What Improves Business Valuations?

This blog post was written by Jess Coles, Ninety Days’ commercial consultant.

Current financial profits are very important in valuations but are not the only factor. Look at the value of Amazon, compared to its net profits of less than 1%. So what else should one look at when considering a sale?

It’s all about the future

Future profits are the key driver of valuation and the buyer’s certainty of earning them. How can you make future profits more certain? (see our check-list for some of our thoughts)

But the past really matters

As it provides the buyer with an indication of the likely future. If your future projections bear little resemblance to past performance, it is unlikely your buyer will believe them no matter how well you present them. Credibility impacts valuation. Be realistic and really focus on the assumptions supporting the future projections

Who will be exiting and what impact will this have on the business?

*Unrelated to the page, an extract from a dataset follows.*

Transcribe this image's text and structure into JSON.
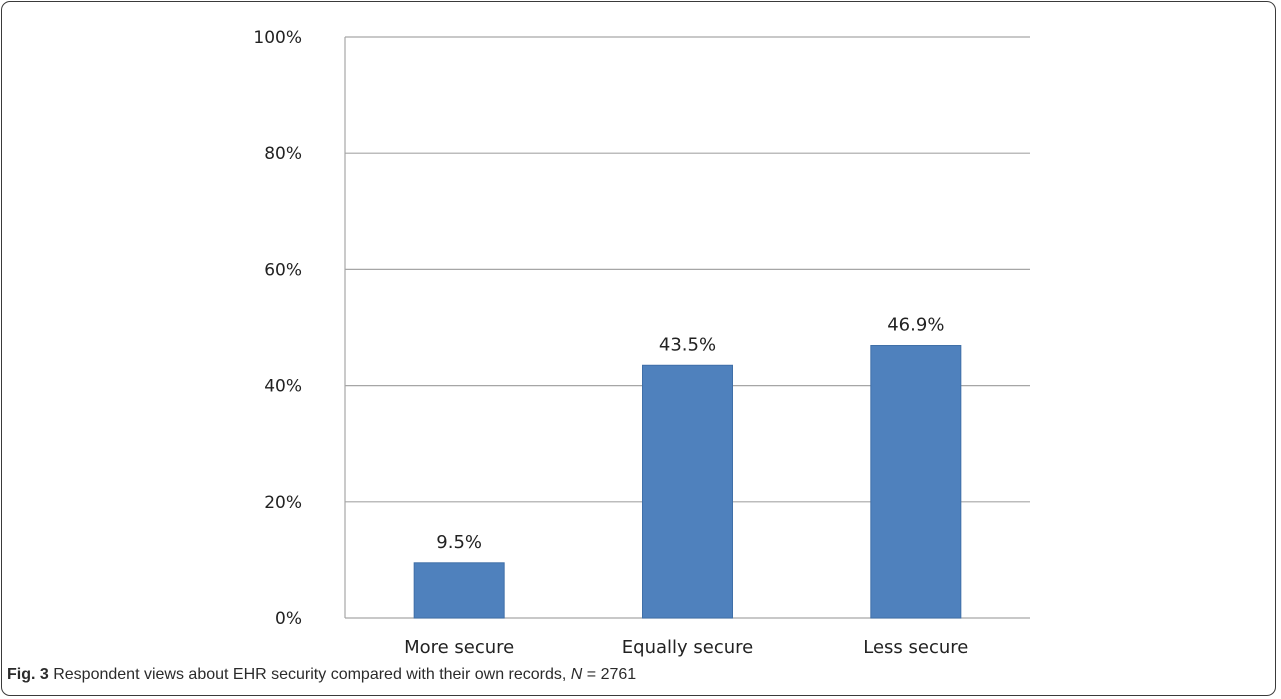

If the owners are exiting and they have a prominent role in the success of the business, expect to get paid less or the owners be tied into the business for a period post sale. Ideally, step away from the day to day business prior to sale, and let your successors demonstrate their ability

Cash in or cash out?

Why are you selling? To exit and leave the business? Or is it a partial sale to fund further expansion? Who is your target buyer? A competitor or a financial investor? A clear approach helps attract the right buyers

Areas to consider:

  • How is your sector performing and what is the likely future outlook?
  • How fast and consistently are you growing?
  • How “tied in” are the customers and for how long?
  • How strong are the relationships with customers?
  • If a typical customer leaves, how will it affect the business? (do you have few or many customers?)
  • What stops new entrants to the market from taking your business?
  • Which staff/owners are exiting at the point of sale and what impact will this have?
  • How strong are the remaining staff undertaking all the business activities?
  • How “tied in” are the key staff members post sale?
  • What is the culture and how does that fit with the buyer’s culture?
  • Are the structures, systems and processes within the business strong? i.e. do they support repeatable future performance?
  • How strong are the relationships with suppliers?
  • Are there multiple suppliers available or just one for each key area? What would happen if that supplier stopped supplying?
  • How much information is available on the business to a potential buyer (sales, operational, financial, legal, and tax)?
  • How vulnerable is the business to changes in technology?How long is the life-cycle of the business products / services?